La fonction principale du/de la premier·e assistant·e caméra est d’effectuer la mise au point de chaque plan. Le/la deuxième assistant·e s’occupe de la manutention et de la maintenance du matériel. Une troisième personne, qu’on appelle le Data manager ou le DIT (Digital Imaging Technician), s’occupe du workflow, le suivi des fichiers de rushes jusqu’à l’étalonnage, et veille à ce que le rendu de l’image soit au plus près de l’esprit du projet. Selon les tournages, le DIT peut jouer un rôle plus ou moins important. Par exemple, dans la pub, les commanditaires veulent voir sur le plateau le résultat quasi final, et le DIT joue alors le rôle d’étalonneur·se le plateau.
Autour de la caméra, Il y a aussi les électricien·nes et les machinistes. Les premier·es travaillent sur la lumière et les second·es sur les déplacements de la caméra, travelling et autres, et sur les systèmes d’accroche des projecteurs. Quand il y a une équipe d’électros, le/la chef·fe électro est en contact direct avec le/la directeur·rice de la photo et transmet des indications précises à son équipe pour savoir où et comment placer les projecteurs.

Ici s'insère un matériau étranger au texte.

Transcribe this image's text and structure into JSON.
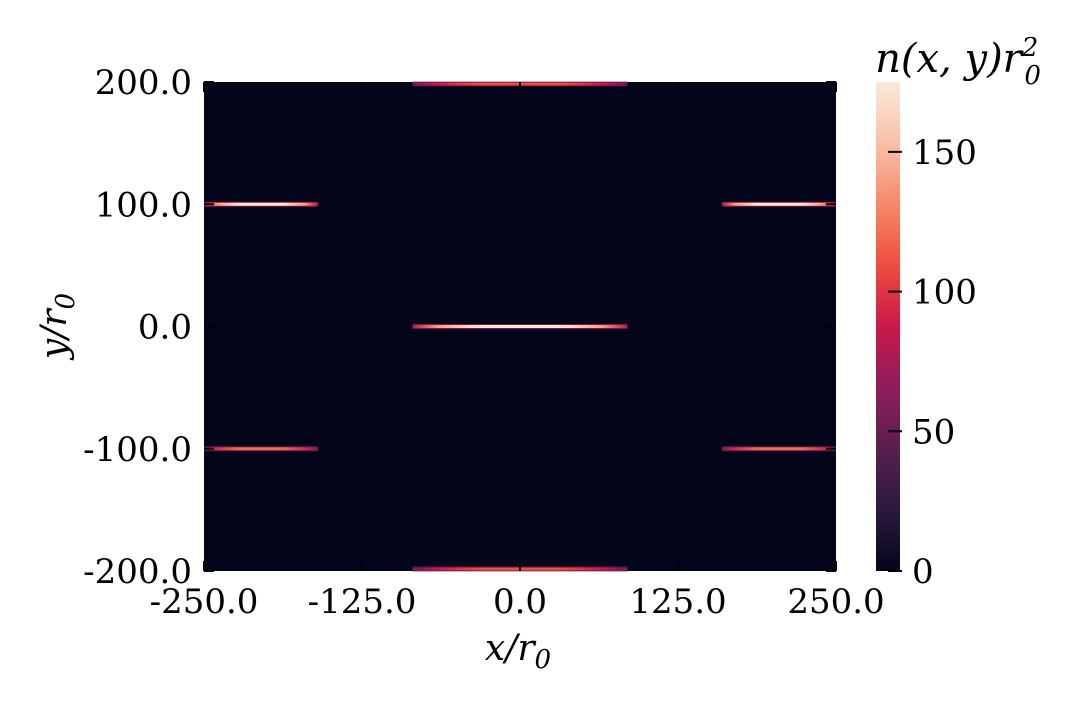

Toujours autour de la caméra, il y a aussi l’assistant·e vidéo qui s’occupe des moniteurs. Depuis qu’on tourne en numérique, on peut avoir facilement plusieurs moniteurs sur le plateau. C’est un rôle à ne pas mésestimer quand on débute car l’assistant·e vidéo regarde l’image pendant les prises et doit être attentif·ve à certains aspects de la composition ou de la lumière, que le/la réalisateur·rice peut parfois négliger.

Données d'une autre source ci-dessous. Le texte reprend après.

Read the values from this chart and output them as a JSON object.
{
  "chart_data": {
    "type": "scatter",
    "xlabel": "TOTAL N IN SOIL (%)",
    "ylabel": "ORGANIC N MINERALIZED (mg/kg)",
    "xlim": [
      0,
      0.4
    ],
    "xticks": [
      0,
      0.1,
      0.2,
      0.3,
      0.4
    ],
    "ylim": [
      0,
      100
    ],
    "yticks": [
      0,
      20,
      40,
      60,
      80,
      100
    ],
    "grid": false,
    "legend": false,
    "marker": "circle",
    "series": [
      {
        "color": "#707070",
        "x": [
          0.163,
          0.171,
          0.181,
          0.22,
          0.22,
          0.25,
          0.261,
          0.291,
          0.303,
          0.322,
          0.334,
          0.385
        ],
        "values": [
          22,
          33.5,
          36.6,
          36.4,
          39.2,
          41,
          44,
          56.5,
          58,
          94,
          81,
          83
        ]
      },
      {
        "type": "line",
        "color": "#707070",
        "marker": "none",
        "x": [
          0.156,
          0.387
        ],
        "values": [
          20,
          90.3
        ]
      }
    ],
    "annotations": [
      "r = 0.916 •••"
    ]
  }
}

Après le montage se déroule l’étalonnage : il consiste à doser plan par plan les quantités et qualités de lumière selon les choix faits par l’opérateur·rice en accord avec le/la réalisateur·rice. Enfin, il y a dans les laboratoires qui assurent le suivi des fichiers jusqu’à la copie de diffusion (DCP) un certain nombre de technicien·nes qui ont essentiellement des connaissances informatiques appliquées à l’image.

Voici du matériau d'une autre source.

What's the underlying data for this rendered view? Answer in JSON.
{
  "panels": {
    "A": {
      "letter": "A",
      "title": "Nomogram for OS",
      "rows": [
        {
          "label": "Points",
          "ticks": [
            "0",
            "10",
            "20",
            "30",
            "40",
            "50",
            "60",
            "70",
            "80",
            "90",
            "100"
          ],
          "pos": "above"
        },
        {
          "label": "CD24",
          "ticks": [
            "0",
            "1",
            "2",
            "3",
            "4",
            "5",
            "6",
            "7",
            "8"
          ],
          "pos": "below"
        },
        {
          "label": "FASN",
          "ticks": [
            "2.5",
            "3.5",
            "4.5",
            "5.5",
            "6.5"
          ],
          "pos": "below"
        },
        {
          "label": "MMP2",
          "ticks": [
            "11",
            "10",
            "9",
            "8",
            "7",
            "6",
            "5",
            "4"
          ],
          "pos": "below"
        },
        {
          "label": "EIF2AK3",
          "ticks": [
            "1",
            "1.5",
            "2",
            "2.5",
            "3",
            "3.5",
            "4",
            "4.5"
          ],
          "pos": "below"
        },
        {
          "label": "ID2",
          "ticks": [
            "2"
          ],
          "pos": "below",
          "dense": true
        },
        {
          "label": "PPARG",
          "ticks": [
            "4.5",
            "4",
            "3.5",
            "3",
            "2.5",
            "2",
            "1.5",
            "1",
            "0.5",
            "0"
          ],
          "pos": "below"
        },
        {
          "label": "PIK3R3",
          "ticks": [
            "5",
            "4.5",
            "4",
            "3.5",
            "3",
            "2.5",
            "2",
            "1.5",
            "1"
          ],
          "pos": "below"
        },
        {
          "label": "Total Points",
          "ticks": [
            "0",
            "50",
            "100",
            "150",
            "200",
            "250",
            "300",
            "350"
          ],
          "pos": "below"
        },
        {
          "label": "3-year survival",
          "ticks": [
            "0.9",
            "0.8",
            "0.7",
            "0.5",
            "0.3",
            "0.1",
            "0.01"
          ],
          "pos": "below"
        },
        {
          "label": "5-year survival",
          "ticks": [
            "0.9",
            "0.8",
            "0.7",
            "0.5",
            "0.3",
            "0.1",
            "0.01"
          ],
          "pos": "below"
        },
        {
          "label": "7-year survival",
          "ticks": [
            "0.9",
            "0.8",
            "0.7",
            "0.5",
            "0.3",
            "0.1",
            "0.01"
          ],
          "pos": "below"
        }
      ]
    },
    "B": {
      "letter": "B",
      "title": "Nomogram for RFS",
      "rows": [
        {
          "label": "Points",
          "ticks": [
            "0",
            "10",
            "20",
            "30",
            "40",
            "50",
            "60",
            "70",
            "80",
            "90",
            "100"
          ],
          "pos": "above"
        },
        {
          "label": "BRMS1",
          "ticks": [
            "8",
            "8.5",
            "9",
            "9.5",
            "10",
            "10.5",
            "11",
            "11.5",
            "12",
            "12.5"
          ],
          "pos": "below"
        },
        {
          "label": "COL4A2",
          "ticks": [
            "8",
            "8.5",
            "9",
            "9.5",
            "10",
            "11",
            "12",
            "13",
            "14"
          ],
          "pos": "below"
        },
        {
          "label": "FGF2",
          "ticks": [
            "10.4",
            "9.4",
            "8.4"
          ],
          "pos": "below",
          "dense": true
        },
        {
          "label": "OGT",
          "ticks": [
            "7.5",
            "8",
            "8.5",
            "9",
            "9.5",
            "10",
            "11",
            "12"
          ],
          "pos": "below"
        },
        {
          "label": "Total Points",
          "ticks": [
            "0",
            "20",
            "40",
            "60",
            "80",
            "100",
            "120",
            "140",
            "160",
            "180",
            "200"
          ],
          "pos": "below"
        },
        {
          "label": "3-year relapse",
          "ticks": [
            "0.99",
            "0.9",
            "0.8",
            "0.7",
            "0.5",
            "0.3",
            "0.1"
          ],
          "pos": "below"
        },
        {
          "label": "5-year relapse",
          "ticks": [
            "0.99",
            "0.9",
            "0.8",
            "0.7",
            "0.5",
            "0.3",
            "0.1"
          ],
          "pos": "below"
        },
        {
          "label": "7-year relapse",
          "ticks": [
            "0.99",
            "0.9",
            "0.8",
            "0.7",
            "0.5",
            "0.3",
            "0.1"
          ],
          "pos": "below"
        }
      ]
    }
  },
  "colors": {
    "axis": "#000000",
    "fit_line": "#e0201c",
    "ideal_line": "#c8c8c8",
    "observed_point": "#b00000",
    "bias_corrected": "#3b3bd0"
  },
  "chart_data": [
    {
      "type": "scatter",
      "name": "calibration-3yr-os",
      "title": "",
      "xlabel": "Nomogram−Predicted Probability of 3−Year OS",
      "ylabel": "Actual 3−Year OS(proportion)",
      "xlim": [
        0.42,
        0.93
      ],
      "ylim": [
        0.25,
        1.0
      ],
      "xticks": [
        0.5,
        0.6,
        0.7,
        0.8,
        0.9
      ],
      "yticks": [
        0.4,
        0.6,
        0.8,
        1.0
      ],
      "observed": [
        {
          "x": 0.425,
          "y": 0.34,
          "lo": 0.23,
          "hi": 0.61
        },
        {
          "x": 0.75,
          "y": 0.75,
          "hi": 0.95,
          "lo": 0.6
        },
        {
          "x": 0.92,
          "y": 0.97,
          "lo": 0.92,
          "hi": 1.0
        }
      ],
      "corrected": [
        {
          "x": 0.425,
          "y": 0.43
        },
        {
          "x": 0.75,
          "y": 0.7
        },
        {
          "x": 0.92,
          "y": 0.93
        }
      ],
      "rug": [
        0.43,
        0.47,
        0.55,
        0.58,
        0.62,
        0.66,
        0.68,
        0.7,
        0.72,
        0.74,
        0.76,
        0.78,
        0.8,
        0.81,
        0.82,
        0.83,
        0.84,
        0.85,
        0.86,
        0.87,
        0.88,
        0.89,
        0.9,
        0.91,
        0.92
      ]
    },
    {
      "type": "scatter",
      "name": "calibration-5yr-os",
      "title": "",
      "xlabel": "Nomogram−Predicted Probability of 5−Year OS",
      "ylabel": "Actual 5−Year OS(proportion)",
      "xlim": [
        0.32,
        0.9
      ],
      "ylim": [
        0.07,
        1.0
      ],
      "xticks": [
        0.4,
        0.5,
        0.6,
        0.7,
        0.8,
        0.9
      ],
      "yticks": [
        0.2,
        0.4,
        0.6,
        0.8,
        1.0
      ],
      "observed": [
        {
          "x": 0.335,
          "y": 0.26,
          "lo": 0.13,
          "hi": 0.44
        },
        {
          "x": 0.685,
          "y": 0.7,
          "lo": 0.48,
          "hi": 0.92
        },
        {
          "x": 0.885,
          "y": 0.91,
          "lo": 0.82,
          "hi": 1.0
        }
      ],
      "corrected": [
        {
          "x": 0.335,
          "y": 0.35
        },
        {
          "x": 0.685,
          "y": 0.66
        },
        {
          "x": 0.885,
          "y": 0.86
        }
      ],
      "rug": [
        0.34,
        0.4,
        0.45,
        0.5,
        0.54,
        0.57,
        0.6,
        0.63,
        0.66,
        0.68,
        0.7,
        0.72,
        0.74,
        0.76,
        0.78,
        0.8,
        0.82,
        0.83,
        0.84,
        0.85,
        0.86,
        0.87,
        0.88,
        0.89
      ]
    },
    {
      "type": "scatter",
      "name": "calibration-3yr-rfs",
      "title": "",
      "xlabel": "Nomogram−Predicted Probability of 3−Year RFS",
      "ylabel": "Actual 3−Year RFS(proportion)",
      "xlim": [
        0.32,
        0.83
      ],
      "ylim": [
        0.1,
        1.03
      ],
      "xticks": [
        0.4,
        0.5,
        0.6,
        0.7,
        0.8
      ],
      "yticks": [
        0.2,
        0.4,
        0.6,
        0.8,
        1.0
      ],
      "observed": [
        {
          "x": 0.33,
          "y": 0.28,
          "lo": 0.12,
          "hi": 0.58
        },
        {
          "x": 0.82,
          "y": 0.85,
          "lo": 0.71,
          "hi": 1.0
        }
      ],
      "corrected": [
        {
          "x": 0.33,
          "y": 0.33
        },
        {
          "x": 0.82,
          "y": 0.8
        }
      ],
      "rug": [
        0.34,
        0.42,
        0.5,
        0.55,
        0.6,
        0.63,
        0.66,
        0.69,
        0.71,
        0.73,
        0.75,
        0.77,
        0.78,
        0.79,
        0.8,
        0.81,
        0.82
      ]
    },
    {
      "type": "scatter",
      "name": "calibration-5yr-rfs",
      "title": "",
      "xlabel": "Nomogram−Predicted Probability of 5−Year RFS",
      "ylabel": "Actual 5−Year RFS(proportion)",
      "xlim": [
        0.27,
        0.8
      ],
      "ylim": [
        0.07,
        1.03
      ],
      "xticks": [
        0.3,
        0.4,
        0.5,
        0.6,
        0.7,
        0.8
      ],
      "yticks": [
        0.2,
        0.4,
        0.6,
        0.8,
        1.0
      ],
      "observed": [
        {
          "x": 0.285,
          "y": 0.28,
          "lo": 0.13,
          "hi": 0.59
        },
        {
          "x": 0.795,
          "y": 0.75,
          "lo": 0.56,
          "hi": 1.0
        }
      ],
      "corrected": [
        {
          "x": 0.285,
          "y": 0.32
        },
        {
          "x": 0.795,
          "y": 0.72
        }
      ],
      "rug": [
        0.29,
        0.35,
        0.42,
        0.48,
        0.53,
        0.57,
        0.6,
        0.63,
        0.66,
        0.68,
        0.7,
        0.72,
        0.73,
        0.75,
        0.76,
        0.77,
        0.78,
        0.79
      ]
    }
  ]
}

Selon les projets, le traitement de l’image en post-production peut prendre plus ou moins d’importance. Personnellement, et c’est lié à ma formation à la pellicule, j’aime au tournage avoir une image déjà orientée vers le résultat final. Je préfère prendre la décision en amont, par exemple donner une tonalité sombre à une séquence, quitte à ne pas pouvoir faire marche arrière à l’étalonnage. C’est, il me semble, une méthode qui pousse davantage à bien mesurer ses choix en phase de préparation. L’une des grandes qualités demandées dans nos métiers est la capacité d’anticipation, non pas de deviner mais de se projeter pour ainsi dire jusqu’à la projection dans la salle. Cet effort me paraît aujourd’hui presque aussi important qu’à l’époque de la pellicule, où l’on ne voyait les rushes qu’une fois développés et tirés, parce qu’on est toujours en train de tourner un seul plan alors que le film va en compter beaucoup d’autres, et qu’il faut intégrer ce plan tourné à l’instant T à l’intérieur de tous les autres. D’autre part, si le rendu du moniteur à l’air de ressembler au résultat final, il peut aussi être un piège en termes de raccord, de lumière, de cadre ou d’axe et il faut continuer de faire fonctionner son cerveau, sans se reposer sur ce que peuvent nous offrir Messieurs Arri, Sony ou Canon.